Dit vindt steekproefsgewijs plaats, in het bijzonder bij een directe aanleiding. Bijvoorbeeld:
beveiligingsincidenten en (grote) veranderingen. Strategisch beveiligingsbeheer stelt
jaarlijks vast welke herhalingsaccreditaties worden uitgevoerd. De herhalingsonderzoeken
voor gebruikers vinden plaats door middel van de gebruiker audits.
Bijlage 2. Beveiligingsmaatregelen gebruikers
[Regeling vervallen per 30-10-2025 met terugwerkende kracht tot en met 24-12-2024]

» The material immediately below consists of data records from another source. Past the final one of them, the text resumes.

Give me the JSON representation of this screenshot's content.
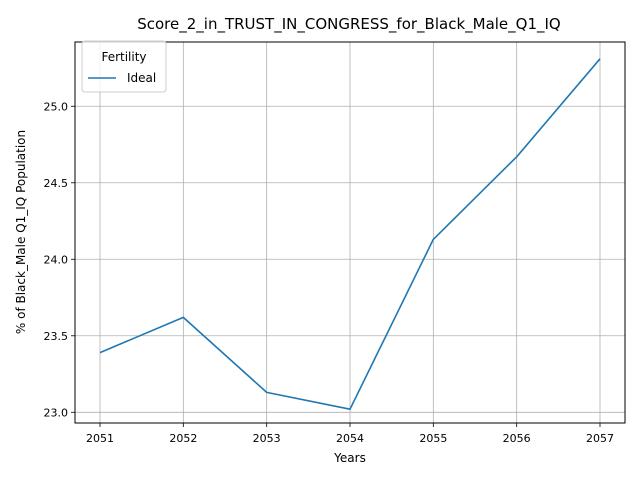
{
  "chart_data": {
    "type": "line",
    "title": "Score_2_in_TRUST_IN_CONGRESS_for_Black_Male_Q1_IQ",
    "xlabel": "Years",
    "ylabel": "% of Black_Male Q1_IQ Population",
    "x": [
      "2051",
      "2052",
      "2053",
      "2054",
      "2055",
      "2056",
      "2057"
    ],
    "y_ticks": [
      "23.0",
      "23.5",
      "24.0",
      "24.5",
      "25.0"
    ],
    "ylim": [
      22.93,
      25.42
    ],
    "grid": true,
    "legend": {
      "title": "Fertility",
      "placement": "top-left"
    },
    "series": [
      {
        "name": "Ideal",
        "color": "#1f77b4",
        "values": [
          23.39,
          23.62,
          23.13,
          23.02,
          24.13,
          24.67,
          25.31
        ]
      }
    ]
  }
}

Deze bijlagebevat de beveiligingsmaatregelen per rol, welke zijn gerelateerd aan de
NEN-ISO/IEC 27002:2007. De partijen waarbij de rol is belegd zijn verantwoordelijk
voor de implementatie van de beveiligingsmaatregelen.
2.0. Algemene beveiligingsmaatregelen
[Regeling vervallen per 30-10-2025 met terugwerkende kracht tot en met 24-12-2024]
-
2.0.1 De gebruiker richt een documentatiesysteem in voor het centrale beheer van
documentatie relevant voor de informatiebeveiliging van het C2000-communicatienetwerk.
Onderdeel van het documentatiesysteem moet ten minste zijn: versiebeheer en traceerbaarheid.
Dit systeem is onderdeel van het kwaliteitssysteem van de gebruiker.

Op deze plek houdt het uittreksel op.